Others define “prosperity” or “welfare” as the overarching goal of economic activity, or the common good, as various constitutions do (“All economic activity serves the common good” is written in the Bavarian constitution). GDP, which is the second problem, measures none of this, but merely the sum of market transactions that are monetised.

Given this fact, equating “GDP growth” with “economic growth” is strikingly imprecise, but equating GDP growth with economic success is a methodological worst-case scenario.

Robert Kennedy already formulated in 1968 that GDP “measures everything except that which is worthwhile”, four full years before the first report of the Club of Rome on the limits that exist for growth. Despite growing criticism, GDP staid strong and growth became has nearly become a religion.

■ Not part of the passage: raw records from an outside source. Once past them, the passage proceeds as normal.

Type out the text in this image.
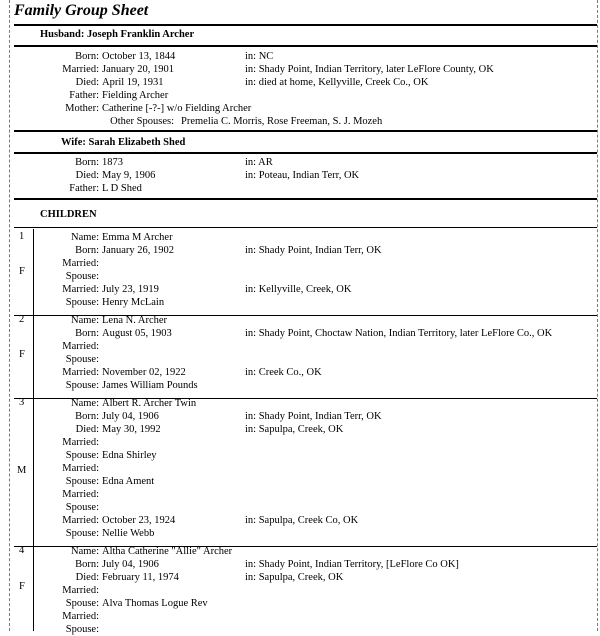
Family Group Sheet
Husband: Joseph Franklin Archer
Born: October 13, 1844	in: NC
Married: January 20, 1901	in: Shady Point, Indian Territory, later LeFlore County, OK
Died: April 19, 1931	in: died at home, Kellyville, Creek Co., OK
Father: Fielding Archer
Mother: Catherine [-?-] w/o Fielding Archer
Other Spouses: Premelia C. Morris, Rose Freeman, S. J. Mozeh
Wife: Sarah Elizabeth Shed
Born: 1873	in: AR
Died: May 9, 1906	in: Poteau, Indian Terr, OK
Father: L D Shed
CHILDREN
1
F
Name: Emma M Archer
Born: January 26, 1902	in: Shady Point, Indian Terr, OK
Married:
Spouse:
Married: July 23, 1919	in: Kellyville, Creek, OK
Spouse: Henry McLain
2
F
Name: Lena N. Archer
Born: August 05, 1903	in: Shady Point, Choctaw Nation, Indian Territory, later LeFlore Co., OK
Married:
Spouse:
Married: November 02, 1922	in: Creek Co., OK
Spouse: James William Pounds
3
M
Name: Albert R. Archer Twin
Born: July 04, 1906	in: Shady Point, Indian Terr, OK
Died: May 30, 1992	in: Sapulpa, Creek, OK
Married:
Spouse: Edna Shirley
Married:
Spouse: Edna Ament
Married:
Spouse:
Married: October 23, 1924	in: Sapulpa, Creek Co, OK
Spouse: Nellie Webb
4
F
Name: Altha Catherine "Allie" Archer
Born: July 04, 1906	in: Shady Point, Indian Territory, [LeFlore Co OK]
Died: February 11, 1974	in: Sapulpa, Creek, OK
Married:
Spouse: Alva Thomas Logue Rev
Married:
Spouse:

Decades passed before the first alternatives emerged. The recently deceased Herman Daly developed the Index of Sustainable Welfare, which carefully supplemented GDP with additional welfare aspects. The Federal Republic of Germany is still caught up in this logic today. GDP is not questioned; in the Annual Economic Report 2022 ” 37 additional indicators in five areas ranging from environmental and climate protection to education, research and innovation are only “presented”. This hardly detracts from the almost unrestricted attention paid to GDP.

Other metrics such as the Happy Planet Index, the Better Life Index, the Common Good Product or Gross National Happiness ask what a good life for all people is about. They come without the compulsion to include monetary metrics. If basic human needs – from drinking water and food to health and education to social security and trust – can be met with monetary income and wealth, that is good and increases the common good outcome. If this is possible without market and monetary transactions, likewise.

A possible trend reversal is emerging: five governments of small countries have officially abandoned GDP as the measure of well-being: Scotland, Finland, New Zealand, Iceland and Portugal. Bhutan is even further ahead: the small country has a tool for evaluating Gross National Happiness (GNH) that calculates the impact of decisions on eco systems, social cohesion or democracy. It was also used before the planned WTO accession. At first, a majority of government members were in favour of accession. Then the data showed that free trade would have a negative impact on the GNH. 17 out of 24 ministers finally voted against.

In a model less focused on GDP (and jobs, of whatever quality) and more on climate stability, biodiversity, distributive justice or meaningfulness, the decision in the Bundestag for the German-Canadian free trade agreement might have been different. In this way of doing business, we would measure and focus our innovation on what really matters.